Grand Slam singles results
- French Open: 1R (1985)
- Wimbledon: 2R (1985)
- US Open: 3R (1983)

Doubles

Grand Slam doubles results
- Wimbledon: 1R (1984)

= Kathleen Cummings =

American tennis player

Kathleen Cummings (born September 5, 1961) is a retired American professional tennis player.

==Biography==
Cummings, who comes from Richmond, Virginia, was a three-time All-American tennis player at the University of Colorado. She made the semi-finals of the AIAW Championships in 1982 and transferred to the University of Texas for the final year of her college career, winning the 1984 Southwest Conference singles title.
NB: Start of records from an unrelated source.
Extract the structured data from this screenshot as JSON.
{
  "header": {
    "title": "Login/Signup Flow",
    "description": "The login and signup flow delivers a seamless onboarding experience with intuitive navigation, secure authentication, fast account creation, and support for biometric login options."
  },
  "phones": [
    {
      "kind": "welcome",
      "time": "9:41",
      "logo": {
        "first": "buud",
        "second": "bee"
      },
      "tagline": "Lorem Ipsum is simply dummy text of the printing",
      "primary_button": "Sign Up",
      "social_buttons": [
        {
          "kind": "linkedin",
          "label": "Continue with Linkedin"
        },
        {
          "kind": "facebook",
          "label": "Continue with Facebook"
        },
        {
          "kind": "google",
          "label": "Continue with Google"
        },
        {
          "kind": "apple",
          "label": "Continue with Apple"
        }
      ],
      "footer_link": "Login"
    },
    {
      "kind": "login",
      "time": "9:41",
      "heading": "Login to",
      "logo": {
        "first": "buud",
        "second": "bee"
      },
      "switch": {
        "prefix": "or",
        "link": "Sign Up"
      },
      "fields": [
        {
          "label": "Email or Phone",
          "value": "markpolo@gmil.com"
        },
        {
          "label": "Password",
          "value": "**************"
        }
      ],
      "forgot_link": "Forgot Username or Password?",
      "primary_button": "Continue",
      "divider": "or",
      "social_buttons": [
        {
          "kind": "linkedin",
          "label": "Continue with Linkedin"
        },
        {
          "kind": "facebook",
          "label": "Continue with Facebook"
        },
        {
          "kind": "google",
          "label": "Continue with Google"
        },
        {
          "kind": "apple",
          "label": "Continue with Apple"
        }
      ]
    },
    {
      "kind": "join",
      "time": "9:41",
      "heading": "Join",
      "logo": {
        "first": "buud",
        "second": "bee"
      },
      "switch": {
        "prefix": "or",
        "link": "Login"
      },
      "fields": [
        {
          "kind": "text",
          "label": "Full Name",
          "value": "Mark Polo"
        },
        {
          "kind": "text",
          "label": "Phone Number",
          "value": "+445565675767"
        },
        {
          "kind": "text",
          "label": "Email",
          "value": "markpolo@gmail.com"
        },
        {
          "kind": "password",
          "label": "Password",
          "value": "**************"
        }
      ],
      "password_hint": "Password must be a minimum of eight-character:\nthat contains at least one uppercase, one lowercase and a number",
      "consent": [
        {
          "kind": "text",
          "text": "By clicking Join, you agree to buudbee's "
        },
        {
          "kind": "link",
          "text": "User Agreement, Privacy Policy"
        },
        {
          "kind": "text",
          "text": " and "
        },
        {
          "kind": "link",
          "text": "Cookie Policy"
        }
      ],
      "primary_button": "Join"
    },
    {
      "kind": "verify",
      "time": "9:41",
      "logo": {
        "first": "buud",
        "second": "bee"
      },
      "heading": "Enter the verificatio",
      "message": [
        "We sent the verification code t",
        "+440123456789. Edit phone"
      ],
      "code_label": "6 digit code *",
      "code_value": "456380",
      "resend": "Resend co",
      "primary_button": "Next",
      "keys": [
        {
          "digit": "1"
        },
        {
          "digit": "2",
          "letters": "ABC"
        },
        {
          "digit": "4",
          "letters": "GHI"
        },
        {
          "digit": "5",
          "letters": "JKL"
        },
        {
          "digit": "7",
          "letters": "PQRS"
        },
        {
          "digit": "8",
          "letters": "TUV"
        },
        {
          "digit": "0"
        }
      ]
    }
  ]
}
While still in college, Cummings began playing on the professional circuit as an amateur and had her breakthrough when she upset Virginia Wade at the 1981 Avon Championships of Seattle. At the 1983 US Open, Cummings had wins over Lee Duk-hee and Mary-Lou Piatek to make the third round, where she lost to eighth seed Hana Mandlíková. In 1984 she had her best year on the circuit, with semi-final appearances at Virginia Slims tournaments in Nashville and Richmond, as well as the semi-finals in Salt Lake City. She graduated from college in 1984 and continued to play on tour until 1986.

She now works as a nurse in the Richmond area. She has one son, Bogue Cummings, born 7/10/2000 who graduated from Randolph Macon College in 5/2024 after playing collegiate soccer for them.